2. Dynamic Programming:

• Iterate through each column starting from the second column.
• For each column, update the first cell by adding the cost of the current cell to the value of the first cell in cur from the previous column.
• For the remaining cells in the column, update each cell by taking the minimum of the value from the left cell and the value from the top cell (stored in cur) and adding the cost of the current cell.

3. Result:

• After iterating through the grid, cur[m-1] will contain the minimum path sum to reach the bottom-right corner of the grid.

Implementation

class Solution {
public:
    int minPathSum(vector<vector<int>>& grid) {
        int m = grid.size();
        int n = grid[0].size();
        vector<int> cur(m, grid[0][0]);
        
        // Initialize the first column
        for (int i = 1; i < m; i++)
            cur[i] = cur[i - 1] + grid[i][0]; 
        
        // Fill the rest of the grid
        for (int j = 1; j < n; j++) {
            cur[0] += grid[0][j]; // Update the top cell of the current column
            for (int i = 1; i < m; i++)
                cur[i] = min(cur[i - 1], cur[i]) + grid[i][j];
        }
        return cur[m - 1];
    }
};

Complexity Analysis

• Time complexity: $O(M*N)$ - where m is the number of rows and n is the number of columns.
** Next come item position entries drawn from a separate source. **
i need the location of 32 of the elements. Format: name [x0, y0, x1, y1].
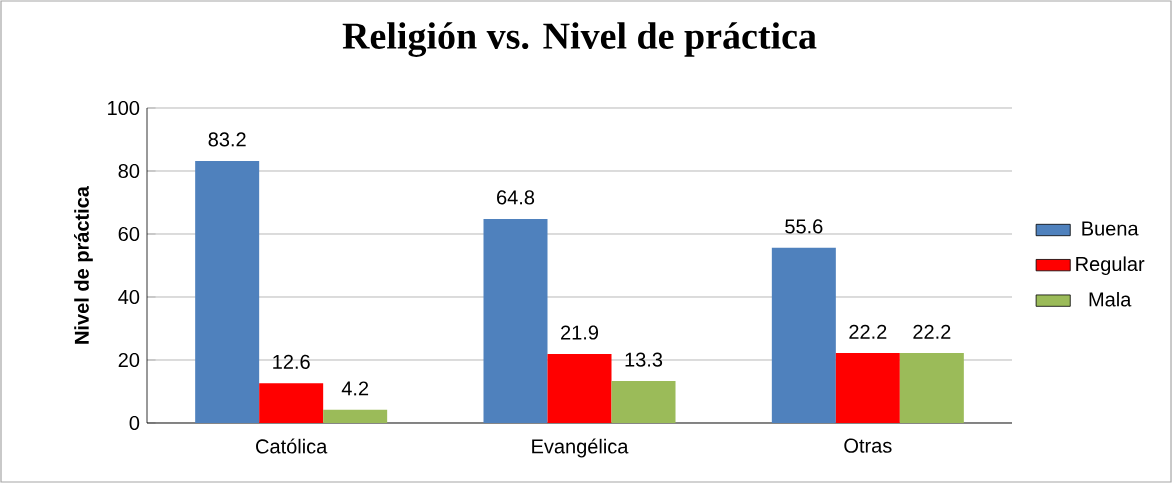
bar — [771, 247, 836, 423]
data-label: 21.9 — [561, 325, 599, 340]
y-tick-label: 20 — [118, 352, 140, 368]
y-tick-label: 100 — [108, 100, 140, 116]
y-tick-label: 60 — [118, 226, 140, 242]
x-tick-label: Católica — [256, 438, 328, 454]
legend-label: Mala — [1089, 291, 1132, 307]
bar — [195, 160, 260, 423]
data-label: 83.2 — [208, 132, 246, 147]
bar — [547, 354, 612, 423]
data-label: 64.8 — [497, 190, 535, 205]
data-label: 22.2 — [849, 324, 887, 339]
data-label: 22.2 — [913, 324, 951, 339]
y-axis-title: Nivel de práctica — [74, 185, 93, 344]
bar — [323, 409, 388, 423]
data-label: 13.3 — [625, 352, 663, 367]
data-label: 4.2 — [341, 381, 369, 396]
y-tick-label: 0 — [129, 415, 140, 431]
bar — [899, 353, 964, 423]
bar — [259, 383, 324, 423]
x-tick-label: Evangélica — [532, 438, 629, 458]
legend-label: Buena — [1082, 221, 1139, 236]
bar — [611, 381, 676, 423]
y-tick-label: 40 — [118, 289, 140, 305]
bar — [483, 218, 548, 423]
x-tick-label: Otras — [844, 438, 892, 453]
y-tick-label: 80 — [118, 163, 140, 179]
data-label: 55.6 — [785, 219, 823, 234]
data-label: 12.6 — [273, 354, 310, 369]
chart-title: Religión vs. Nivel de práctica — [342, 22, 817, 57]
bar — [835, 353, 900, 423]
legend-label: Regular — [1076, 256, 1145, 276]
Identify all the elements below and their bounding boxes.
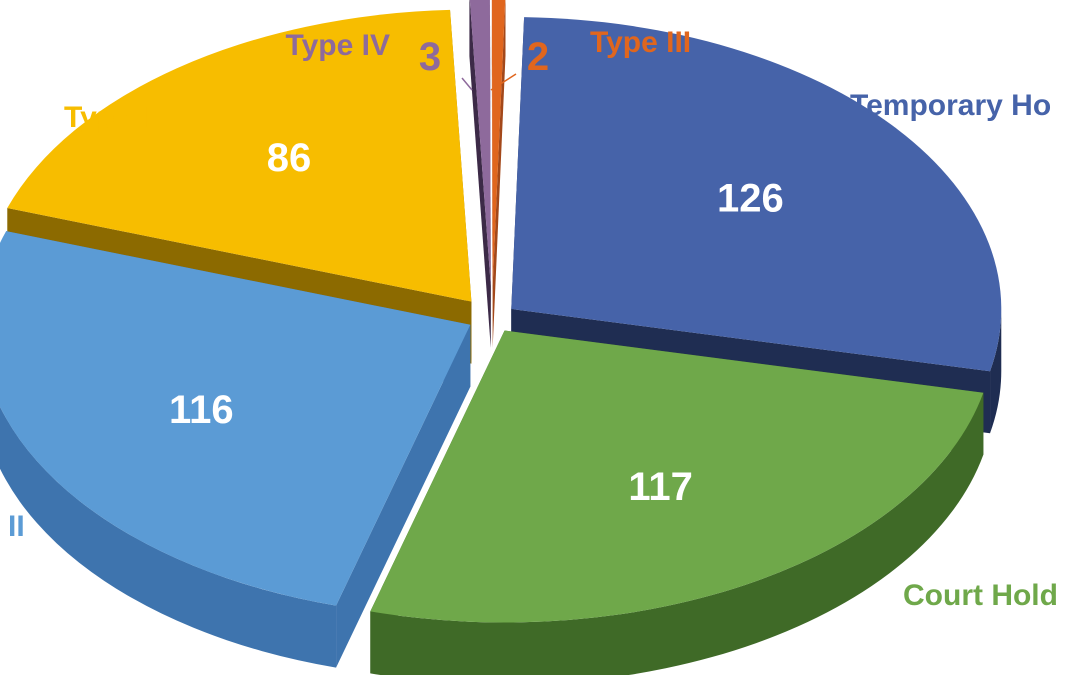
pie-slice	[469, 0, 491, 286]
value-labels: 126 117 116 86 3 2	[169, 35, 784, 509]
pie-slice	[7, 9, 472, 302]
slice-value-label: 116	[169, 388, 234, 432]
pie-slice	[491, 0, 506, 286]
pie-slice	[0, 231, 471, 606]
slice-rim	[990, 308, 1002, 434]
category-labels: Temporary Ho Court Hold II Type I Type IV Typ…	[8, 26, 1058, 612]
slice-cut-face	[491, 0, 493, 348]
slice-category-label: Type I	[64, 101, 148, 134]
slice-category-label: Court Hold	[903, 579, 1058, 612]
slice-category-label: II	[8, 510, 25, 543]
slice-value-label: 86	[267, 136, 312, 180]
slice-cut-face	[492, 0, 506, 348]
leader-line	[461, 77, 473, 91]
pie-slice	[370, 330, 984, 623]
slice-tops	[0, 0, 1002, 623]
leader-line	[490, 73, 517, 91]
slice-value-label: 117	[628, 465, 693, 509]
slice-cut-face	[469, 0, 491, 348]
slice-cut-face	[336, 324, 471, 668]
pie-slice	[511, 17, 1002, 372]
slice-category-label: Temporary Ho	[850, 89, 1051, 122]
slice-value-label: 2	[527, 35, 549, 79]
slice-value-label: 3	[419, 35, 441, 79]
slice-category-label: Type III	[590, 26, 691, 59]
slice-category-label: Type IV	[286, 29, 390, 62]
slice-rim	[0, 406, 337, 668]
slice-value-label: 126	[717, 176, 784, 220]
slice-rim	[370, 392, 984, 675]
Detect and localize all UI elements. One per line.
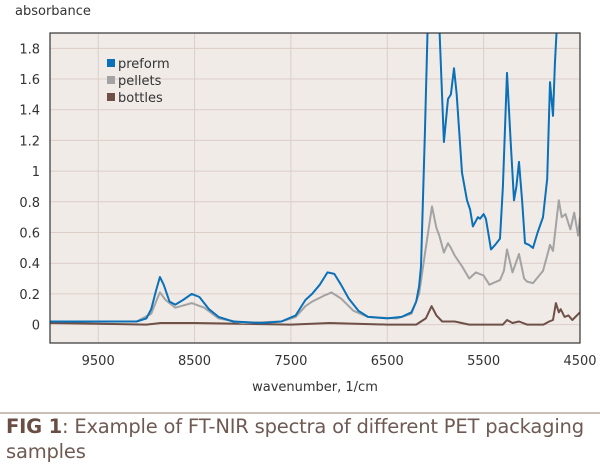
y-tick-label: 1 [32,165,40,180]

Each cell in the grid is processed once.
• Space complexity: $O(M)$ - where m is the number of rows. We use a single 1D array of size m to store the minimum path sums for the current column.

Conclusion

This dynamic programming solution efficiently computes the minimum path sum in a grid by maintaining only a 1D array to store the current state of the path sums, which significantly optimizes space usage.